Review: Forever

I recently posted a message on Facebook saying that based on the premise of the new ABC drama “Forever” it probably would not last as long as the title suggested. And while it won’t last forever, but certainly should last much longer than I first expected. The main character is Dr. Henry Morgan portrayed by Ioan Gruffudd you may recognize as Reed Richards from the Fantastic Four film series but more recently appeared in the TV series Ringer where he was has been to Sarah Michelle Geller. The title “Forever” comes from the fact that Dr. Morgan apparently cannot die. The show opens with him getting killed in a New York City subway train crash and then he miraculously reemerges in the middle of the Hudson River totally naked but otherwise unharmed.

I recently asked about the series “Z Nation” the question “Do we really need another zombie show?” And one might rightly ask “Do we need another show about immortals?” We got vampire stories that are semi-immortal or at least can heal quickly. Add to that list Wolverine from the X-Men. You’ve got Christopher Lambert in the Highlander series of TV and film. And let’s not forget my favorite Capt. Jack Harkness from Doctor Who and Torchwood fame. My point is this is been done before so what else can be brought to the genre? As it turns out they may have found a reasonably interesting new twist.

After the subway crash and resurrection, in voiceover he explains that 200 years ago he was a board a slave ship as the ship’s doctor. When the crew tried to throw overboard one of the slaves who simply had a cold and was not infected with cholera, Dr. Morgan intervened and tried to save the man. For his efforts he got shot in the chest and thrown overboard himself. This was Morgan’s first death and he has resurrected many times since then. In present day is a New York City medical examiner which allows him to study the phenomena of death up close.

The only person who knows his secret with his friend Abe played by Judd Hirsch. It’s obvious that their relationship goes back many years but you don’t really find out how they met until the very end of the first episode and I will not spoil that surprise for you but look for it carefully or you may miss it. His assistant in the medical examiner’s office is Lucas Wahl played by Joel David Moore who you have previously seen in 14 episodes of Bones as one of Dr. Brennan’s many interns. The other major character is the very sexy Detective Jo Martinez played by Alana De La Garza who you might recognize as Marisol Delco Caine from CSI: Miami. And more recently the TV series “Do No Harm“.

Dr. Morgan himself having lived over 200 years trying to solve the mystery of his existence is a very observant and analytical person with a Sherlock-Holmes-like ability to just look at you and know your life story.
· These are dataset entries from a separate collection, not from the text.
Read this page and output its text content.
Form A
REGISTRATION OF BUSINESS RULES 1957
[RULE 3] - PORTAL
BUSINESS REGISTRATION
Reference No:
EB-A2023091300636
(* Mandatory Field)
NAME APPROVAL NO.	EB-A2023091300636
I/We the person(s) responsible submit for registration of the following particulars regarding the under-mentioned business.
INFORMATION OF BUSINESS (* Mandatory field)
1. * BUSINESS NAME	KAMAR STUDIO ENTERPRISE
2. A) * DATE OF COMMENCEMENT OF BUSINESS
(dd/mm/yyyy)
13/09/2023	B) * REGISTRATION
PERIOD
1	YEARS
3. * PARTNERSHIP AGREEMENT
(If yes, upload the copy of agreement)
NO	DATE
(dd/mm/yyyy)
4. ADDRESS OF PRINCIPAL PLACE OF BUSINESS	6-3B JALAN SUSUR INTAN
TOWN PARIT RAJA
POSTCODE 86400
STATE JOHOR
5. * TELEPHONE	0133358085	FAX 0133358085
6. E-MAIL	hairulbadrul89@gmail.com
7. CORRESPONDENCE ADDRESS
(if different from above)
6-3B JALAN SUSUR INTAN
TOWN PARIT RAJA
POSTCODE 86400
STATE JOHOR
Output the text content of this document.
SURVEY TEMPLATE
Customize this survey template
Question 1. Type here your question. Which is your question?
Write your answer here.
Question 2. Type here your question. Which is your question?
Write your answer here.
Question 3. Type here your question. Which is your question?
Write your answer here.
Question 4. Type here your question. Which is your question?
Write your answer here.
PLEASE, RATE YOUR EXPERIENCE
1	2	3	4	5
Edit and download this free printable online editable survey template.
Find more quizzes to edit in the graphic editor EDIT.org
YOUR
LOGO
I suppose you have to ask do we need another Sherlock Holmes character and I’m not sure about that. Morgan seems to be constantly pining over the lost love of his life Abigail whom he met in World War II when we see parts of their relationship told in various flashbacks. The whole “being immortal is no fun because you have to all of your loved ones die” plot line is also not at all original.

So it seems like they’ve taken a lot of old ideas: immortality, Holmesian deduction, lost love due to immortality etc. and thrown them together. But for some strange reason it all really works for me. Some of it is the witty dialogue in which he somewhat sarcastically yet humorously talks about all the different ways that he’s died. For example when someone seems to us found out secret he tries to decide whether to run or face them. He recounts other bad experiences when someone figured out is immortality. He had his blood drained, organs removed, hanged as a heretic and then casually says “Hang me once shame on you, hang me twice…”. In another throw away line he says things like “That would hurt like getting a blunt object punched in your spleen which believe me is no fun!” Someone will have to create a wiki webpage to keep track of all the ways he’s claimed to have died.

In my most recent review of “Scorpion” I bemoaned it having “plot driven technology” and I long for a show that had “technology driven plot” where you introduce some strange new technology or in this case the ability to be reborn each time you die and then you ask the question “What if?”. That’s exactly what this series does and does so brilliantly. For example when he’s trying to figure out what kind of poison was used to kill the subway driver and he can’t get the tox screen quickly enough, he injects himself with blood from the corpse that still contains the poison just so we can see how he himself dies thus identifying the poison. And a bit of a spoiler, at the end of the episode when he’s trying to stop the bad guy and the only way to do it is to throw him off the roof of the building, he ends up having to fall off the building with the bad guy knowing that he’s just going to reboot but the bad guy will be stopped from poisoning thousands of people in Grand Central Station. The point is he’s taken this strange ability and turned it into a tool that lets him do his job. It may be a jumble of retread ideas but it is smart and clever and occasionally funny and a little bit dramatic and it seems to have peaks my interest very much so.

I’m giving it a very definite “I’m Watching” rating.